Organisations hoping to minimise losses or creatively take advantage of the COVID-19 pandemic will not only prioritise the well-being and health of their employees but also ensure that the marketing team optimally utilise their skills during and after the pandemic. It is, therefore, important that they reach out to potential and current customers through digital marketing and creative selling techniques. Consequently, organisations will have to rely more on corporate social responsibility (CSR) by moving from sales-driven brand messages to general concern messages that will appeal to the rationality of potential and current customers. Thus, organisations need to develop strategic plans to keep in touch with customers and keep them informed about future plans while assuring them that temporary setback will end, and business will return to normal.

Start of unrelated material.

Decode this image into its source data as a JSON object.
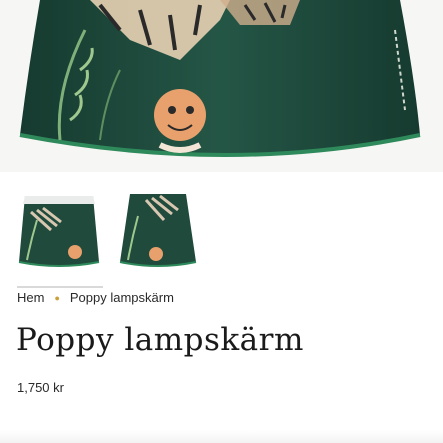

By utilising the 5Cs of Sales Excellence, organisations can mitigate the challenges posed by the pandemic, attract new customers, win back old customers and generally, create superior value, in the long term. An effective customer engagement strategy will leverage digital marketing strategies and other creative tactics to thrive in a new economy that will emerge post-COVID 19.
Afthonidis, E.P. and Tsiotras, G.D., 2014. Strategies for business excellence under an economic crisis. The TQM Journal.
Cefis, E., Bartoloni, E. and Bonati, M., 2020. Show me how to live: Firms’ financial conditions and innovation during the crisis. Structural Change and Economic Dynamics, 52, pp.63-81.
Helm, S. and Tolsdorf, J., 2013. How does corporate reputation affect customer loyalty in a corporate crisis? Journal of Contingencies and Crisis Management, 21(3), pp.144-152.
Kim, S. and Choi, S.M., 2018. Congruence effects in post-crisis CSR communication: The mediating role of attribution of corporate motives. Journal of Business Ethics, 153(2), pp.447-463.
Mazzei, A. and Ravazzani, S., 2011. Manager-employee communication during a crisis: the missing link. Corporate Communications: An International Journal, 16(3), pp.243-254.
Pettijohn, L. & Pettijohn C. E. (1994). Retail Sales Training – Practices and Prescriptions. Journal of Services Marketing, 8(3), 17-26.